For Melissa and Mark Bindon of Mountain View, the mantises arrived in the mail last spring, concealed in a swollen brown egg pouch about the size of a very small new potato or large peach pit.
“My father’s wife sent the pouch to Jamie, our daughter,” Melissa said. “She ordered it from the Territorial Seed Company in Umpqua, Oregon.”
Prized for their aphid-eating appetites, praying mantises are about the size of small spiders when they hatch - 100 to 150 per egg pouch - and then grow to look like four-inch-long black sticks.
“They look like a fat stick - they really get big,” Mark said. “People would stop by last summer just to hang out and watch them.”
“One neighbor said, ‘Oh my God, it’s just like something out of the National Geographic,’” Melissa recalled.
Webster’s New World Dictionary describes the mantis as an insect of Mantis or a related genus (suborder Mantodea) that has a long prothorax, feeds upon other insects, clasps its prey in upheld forelimbs as if in prayer, and is harmless to man.

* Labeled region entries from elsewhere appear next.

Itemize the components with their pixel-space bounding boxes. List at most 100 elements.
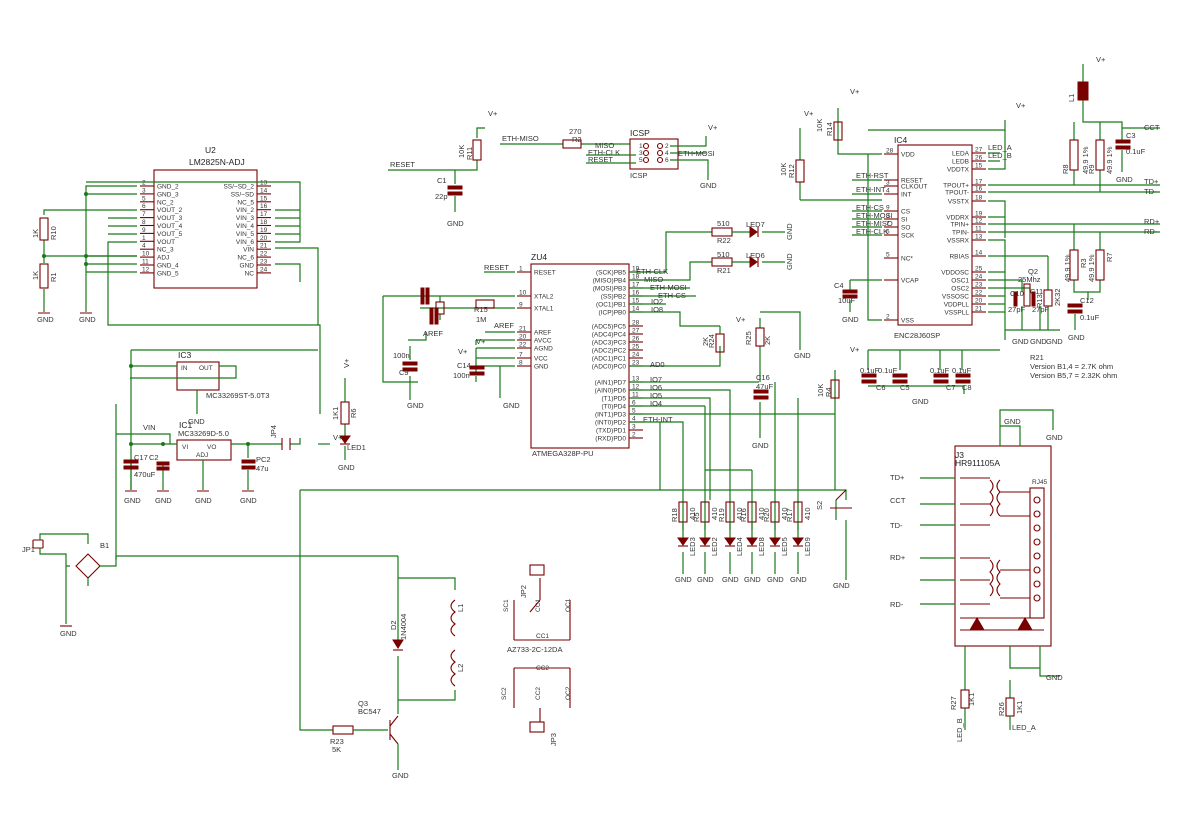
ic4-rpinnum-1: 26 bbox=[975, 155, 983, 162]
zu4-rpinnum-6: 28 bbox=[632, 320, 640, 327]
zu4-rpin-9: (ADC2)PC2 bbox=[592, 348, 627, 355]
s2-ref: S2 bbox=[815, 501, 824, 510]
c4-ref: C4 bbox=[834, 281, 844, 290]
zu4-pinnum-0: 1 bbox=[519, 266, 523, 273]
u2-pinnum-11: 12 bbox=[142, 266, 150, 273]
led7-ref: LED7 bbox=[746, 220, 765, 229]
ic4-pin-6: SO bbox=[901, 225, 910, 232]
chip-ic4: IC4 ENC28J60SP VDD28RESETCLKOUT3INT4CS9S… bbox=[884, 135, 986, 340]
ic4-rpin-12: OSC1 bbox=[951, 278, 969, 285]
gnd-q3: GND bbox=[392, 771, 409, 780]
pc2-value: 47u bbox=[256, 464, 269, 473]
led-ref-1: LED2 bbox=[710, 537, 719, 556]
led-3 bbox=[746, 537, 758, 546]
u2-pin-0: GND_2 bbox=[157, 184, 179, 191]
ic4-rpinnum-2: 15 bbox=[975, 163, 983, 170]
ic4-pin-0: VDD bbox=[901, 152, 915, 159]
gnd-led-1: GND bbox=[697, 575, 714, 584]
svg-text:1: 1 bbox=[639, 143, 643, 150]
zu4-rpin-2: (MOSI)PB3 bbox=[593, 286, 627, 293]
schematic: U2 LM2825N-ADJ GND_2 2 GND_3 3 NC_2 5 VOUT_2 6 V… bbox=[22, 55, 1160, 780]
relay-cc2: CC2 bbox=[536, 665, 549, 672]
vplus-r14: V+ bbox=[850, 87, 860, 96]
gnd-s2: GND bbox=[833, 581, 850, 590]
eth-miso-label: ETH-MISO bbox=[502, 134, 539, 143]
u2-pin-6: VOUT_5 bbox=[157, 231, 183, 238]
zu4-rpinnum-8: 26 bbox=[632, 336, 640, 343]
ic1-value: MC33269D-5.0 bbox=[178, 429, 229, 438]
u2-pin-10: GND_4 bbox=[157, 263, 179, 270]
zu4-rpinnum-7: 27 bbox=[632, 328, 640, 335]
u2-pinnum-8: 4 bbox=[142, 243, 146, 250]
b1-ref: B1 bbox=[100, 541, 109, 550]
vplus-r25: V+ bbox=[736, 315, 746, 324]
relay-cc2b: CC2 bbox=[535, 687, 542, 700]
icsp-mosi: ETH-MOSI bbox=[678, 149, 715, 158]
ic4-rpinnum-5: 18 bbox=[975, 195, 983, 202]
led-res-ref-1: R5 bbox=[692, 512, 701, 522]
ic4-rpin-3: TPOUT+ bbox=[943, 183, 969, 190]
c5-value: 0.1uF bbox=[878, 366, 898, 375]
gnd-led-4: GND bbox=[767, 575, 784, 584]
u2-rpinnum-0: 13 bbox=[260, 180, 268, 187]
r1-ref: R1 bbox=[49, 272, 58, 282]
net-eth-int: ETH-INT bbox=[643, 415, 673, 424]
c8-ref: C8 bbox=[962, 383, 972, 392]
relay-sc2: SC2 bbox=[501, 687, 508, 700]
led-5 bbox=[792, 537, 804, 546]
c9-value: 100n bbox=[393, 351, 410, 360]
u2-rpin-1: SS/~SD bbox=[231, 191, 255, 198]
zu4-pin-5: AGND bbox=[534, 346, 553, 353]
ic4-rpin-11: VDDOSC bbox=[941, 270, 969, 277]
ic4-rpinnum-13: 23 bbox=[975, 282, 983, 289]
gnd-led6: GND bbox=[785, 253, 794, 270]
zu4-pin-4: AVCC bbox=[534, 338, 552, 345]
c5-ref: C5 bbox=[900, 383, 910, 392]
ic4-rpinnum-4: 16 bbox=[975, 186, 983, 193]
chip-ic3: IC3 IN OUT MC33269ST-5.0T3 bbox=[176, 350, 269, 400]
gnd-u2b: GND bbox=[79, 315, 96, 324]
c17-value: 470uF bbox=[134, 470, 156, 479]
c1-ref: C1 bbox=[437, 176, 447, 185]
zu4-pinnum-3: 21 bbox=[519, 326, 527, 333]
c3-ref: C3 bbox=[1126, 131, 1136, 140]
net-rdp: RD+ bbox=[1144, 217, 1160, 226]
zu4-pin-2: XTAL1 bbox=[534, 306, 554, 313]
zu4-rpinnum-19: 2 bbox=[632, 432, 636, 439]
jp1-ref: JP1 bbox=[22, 545, 35, 554]
vin-label: VIN bbox=[143, 423, 156, 432]
led-res-ref-2: R19 bbox=[717, 508, 726, 522]
gnd-c3: GND bbox=[1116, 175, 1133, 184]
gnd-led1: GND bbox=[338, 463, 355, 472]
ic4-pin-7: SCK bbox=[901, 233, 915, 240]
r9-ref: R9 bbox=[1087, 164, 1096, 174]
gnd-c5: GND bbox=[912, 397, 929, 406]
vplus-r6: V+ bbox=[342, 358, 351, 368]
led-res-ref-3: R16 bbox=[739, 508, 748, 522]
zu4-rpin-12: (AIN1)PD7 bbox=[595, 380, 627, 387]
r6-value: 1K1 bbox=[331, 407, 340, 420]
gnd-icsp: GND bbox=[700, 181, 717, 190]
relay-value: AZ733-2C-12DA bbox=[507, 645, 562, 654]
zu4-rpin-4: (OC1)PB1 bbox=[596, 302, 626, 309]
r27-ledb: LED_B bbox=[955, 718, 964, 742]
led-0 bbox=[677, 537, 689, 546]
gnd-ic1: GND bbox=[195, 496, 212, 505]
pc2-ref: PC2 bbox=[256, 455, 271, 464]
c6-ref: C6 bbox=[876, 383, 886, 392]
ic4-pin-2: CLKOUT bbox=[901, 184, 927, 191]
zu4-rpin-6: (ADC5)PC5 bbox=[592, 324, 627, 331]
note-b57: Version B5,7 = 2.32K ohm bbox=[1030, 371, 1117, 380]
u2-rpin-3: VIN_2 bbox=[236, 207, 254, 214]
led-ref-3: LED8 bbox=[757, 537, 766, 556]
zu4-pinnum-1: 10 bbox=[519, 290, 527, 297]
r11-ref: R11 bbox=[465, 147, 474, 160]
zu4-rpinnum-9: 25 bbox=[632, 344, 640, 351]
ic4-rpinnum-0: 27 bbox=[975, 147, 983, 154]
zu4-rpin-0: (SCK)PB5 bbox=[596, 270, 626, 277]
gnd-c1: GND bbox=[447, 219, 464, 228]
u2-pinnum-6: 9 bbox=[142, 227, 146, 234]
relay-sc1: SC1 bbox=[503, 599, 510, 612]
led-2 bbox=[724, 537, 736, 546]
zu4-pin-3: AREF bbox=[534, 330, 551, 337]
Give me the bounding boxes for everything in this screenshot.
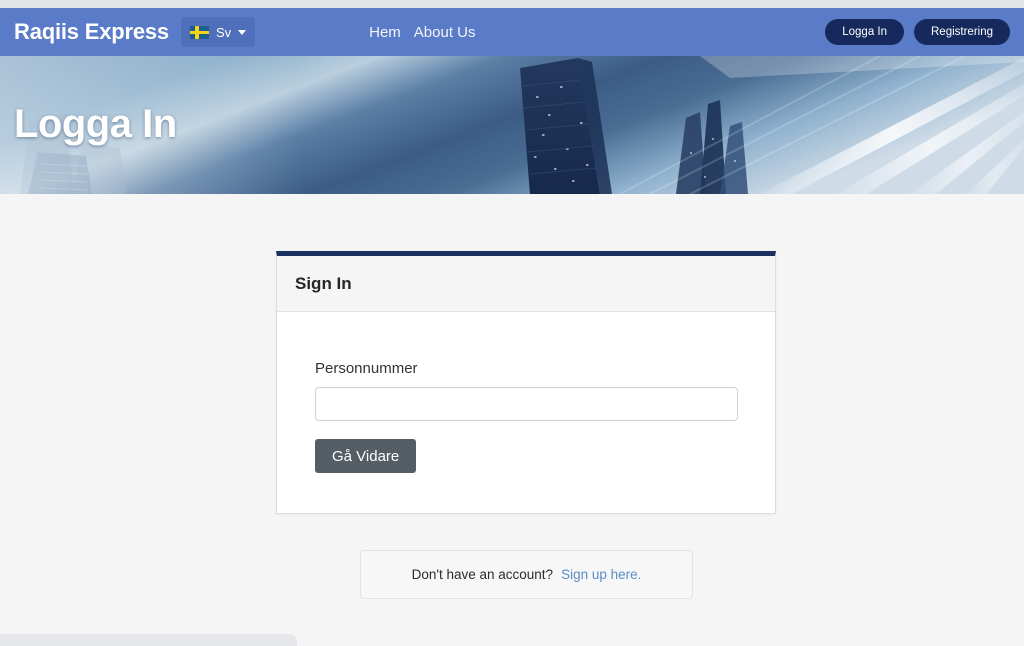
signup-prompt-text: Don't have an account? <box>411 567 554 582</box>
personnummer-label: Personnummer <box>315 360 418 377</box>
nav-link-about-us[interactable]: About Us <box>414 24 476 41</box>
brand-logo[interactable]: Raqiis Express <box>14 19 169 45</box>
signin-card-header: Sign In <box>277 256 775 312</box>
language-selector[interactable]: Sv <box>180 17 256 47</box>
signup-prompt-box: Don't have an account? Sign up here. <box>360 550 693 599</box>
personnummer-input[interactable] <box>315 387 738 421</box>
swedish-flag-icon <box>189 25 209 39</box>
login-button[interactable]: Logga In <box>825 19 904 45</box>
nav-links: Hem About Us <box>369 24 475 41</box>
signin-card: Sign In Personnummer Gå Vidare <box>276 251 776 514</box>
nav-actions: Logga In Registrering <box>825 19 1010 45</box>
signup-link[interactable]: Sign up here. <box>561 567 641 582</box>
browser-chrome-strip <box>0 0 1024 8</box>
continue-button[interactable]: Gå Vidare <box>315 439 417 473</box>
hero-banner: Logga In <box>0 56 1024 194</box>
top-navigation-bar: Raqiis Express Sv Hem About Us Logga In … <box>0 8 1024 56</box>
nav-link-hem[interactable]: Hem <box>369 24 401 41</box>
register-button[interactable]: Registrering <box>914 19 1010 45</box>
browser-download-shelf[interactable] <box>0 634 297 646</box>
language-label: Sv <box>215 24 232 40</box>
signin-card-title: Sign In <box>295 273 352 293</box>
page-title: Logga In <box>14 102 177 146</box>
chevron-down-icon <box>238 29 247 35</box>
signin-card-body: Personnummer Gå Vidare <box>277 312 775 513</box>
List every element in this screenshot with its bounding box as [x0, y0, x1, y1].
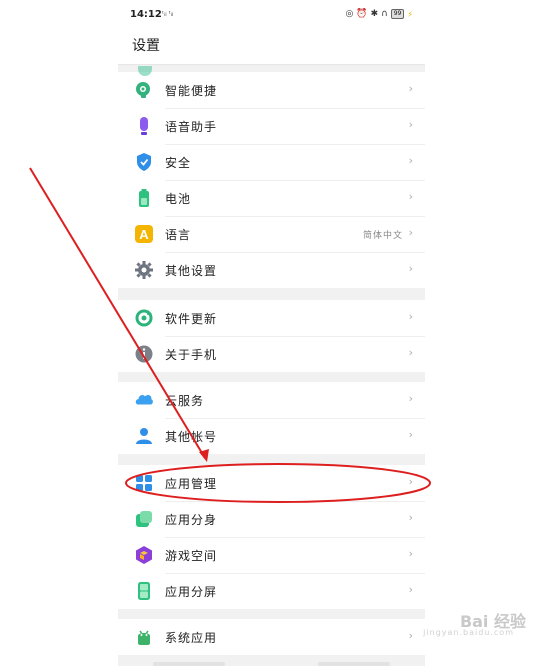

“They go right after aphids, for starters,” Melissa said. “We immediately put the hatched mantises on the roses, and about a dozen of them stayed in our yard all summer - in fact, as late as Halloween I’d be out there cleaning up the roses and see them.”
But first, there was just the brown pouch in a bag on the kitchen counter.
“I went into the kitchen one morning and heard a sound and thought, What the heck is that?” Melissa said. “Then I realized, Oh, it’s the praying mantises - they’ve hatched.”
They put some mantises in canning jars and gave them to friends and neighbors and Jamie took some to her nursery school in Mountain View.
“I saw the mantises move their arms, like they were saying, ‘Go away,’” Jamie said.
As the mantises in the Bindons’ garden grew up, they did more than eat aphids: “We definitely saw a change in the number of spider webs - much fewer last summer,” Mark said. “We saw them in the irises and on the lemon trees, too.”
As 2001 moved into spring, the family discovered the ultimate proof that the mantises felt at home. A small brown egg sac was discovered attached to their side fence, in a warm corner that receives the afternoon sun. By the time this article is published, a new generation of mantises will have hatched and begun their life cycle anew.
An egg sac of praying mantises can be purchased for around $6 at many local home and garden centers, in the “beneficial insects” department.
“We are both totally sold on them,” Melissa said.
She purchased her beneficial nematodes online from Gardensalive.com, an “environmentally responsible” company that also offers “hungry redworms to speed up decomposition in compost piles,” lady beetles for aphid control, responsible fertilizers, and pest control, plant disease control and pet, lawn and rose care products.
“Organic is my preference, and they sell excellent things,” said Melissa, whose vegetables are said to jump right out of the ground.